CliMedBench: A Large-Scale Chinese Benchmark for Evaluating Medical Large Language Models in Clinical Scenarios
Zetian Ouyang, Yishuai Qiu, Linlin Wang, Gerard de Melo, Ya Zhang, Yanfeng Wang, Liang He
TL;DR
CliMedBench presents a large-scale, real-world Chinese clinical benchmark for evaluating medical LLMs across 14 core scenarios and seven evaluation axes, totaling 33,735 questions derived from de-identified EHRs and exam content. The authors develop a taxonomy-guided dataset with authentic clinical data and introduce an agent-based Computerized Adaptive Testing framework rooted in the IRT-3PL model to enable efficient, scalable model evaluation. Across 11 LLMs, the study finds that Chinese medical LLMs lag in reasoning and factual consistency compared with strong general-domain models, though some Chinese models approach GPT-4 in certain clinical dimensions; results also reveal brittleness to input length, perturbations, and limited multimodal capability.
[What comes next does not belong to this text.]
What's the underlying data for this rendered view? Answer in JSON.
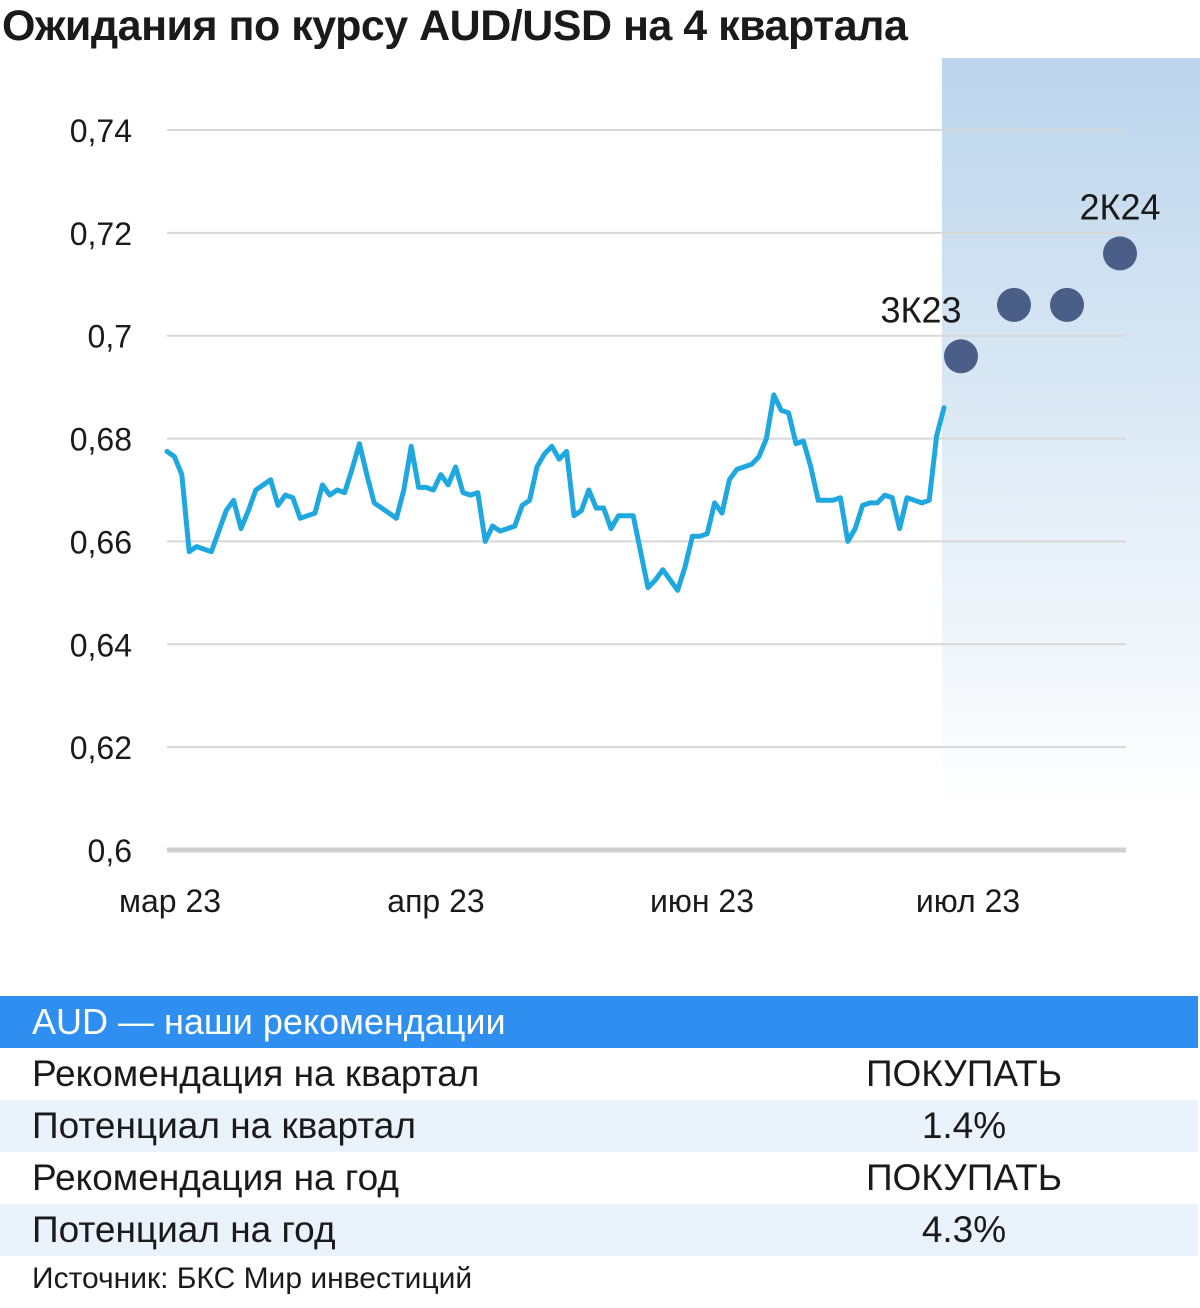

The work delivers practical insights into model weaknesses, introduces a scalable evaluation method, and highlights data authenticity and ethical considerations, with potential impact on clinical AI research and benchmark design through improved evaluation rigor and efficiency.
Abstract
With the proliferation of Large Language Models (LLMs) in diverse domains, there is a particular need for unified evaluation standards in clinical medical scenarios, where models need to be examined very thoroughly. We present CliMedBench, a comprehensive benchmark with 14 expert-guided core clinical scenarios specifically designed to assess the medical ability of LLMs across 7 pivot dimensions. It comprises 33,735 questions derived from real-world medical reports of top-tier tertiary hospitals and authentic examination exercises. The reliability of this benchmark has been confirmed in several ways. Subsequent experiments with existing LLMs have led to the following findings: (i) Chinese medical LLMs underperform on this benchmark, especially where medical reasoning and factual consistency are vital, underscoring the need for advances in clinical knowledge and diagnostic accuracy. (ii) Several general-domain LLMs demonstrate substantial potential in medical clinics, while the limited input capacity of many medical LLMs hinders their practical use. These findings reveal both the strengths and limitations of LLMs in clinical scenarios and offer critical insights for medical research.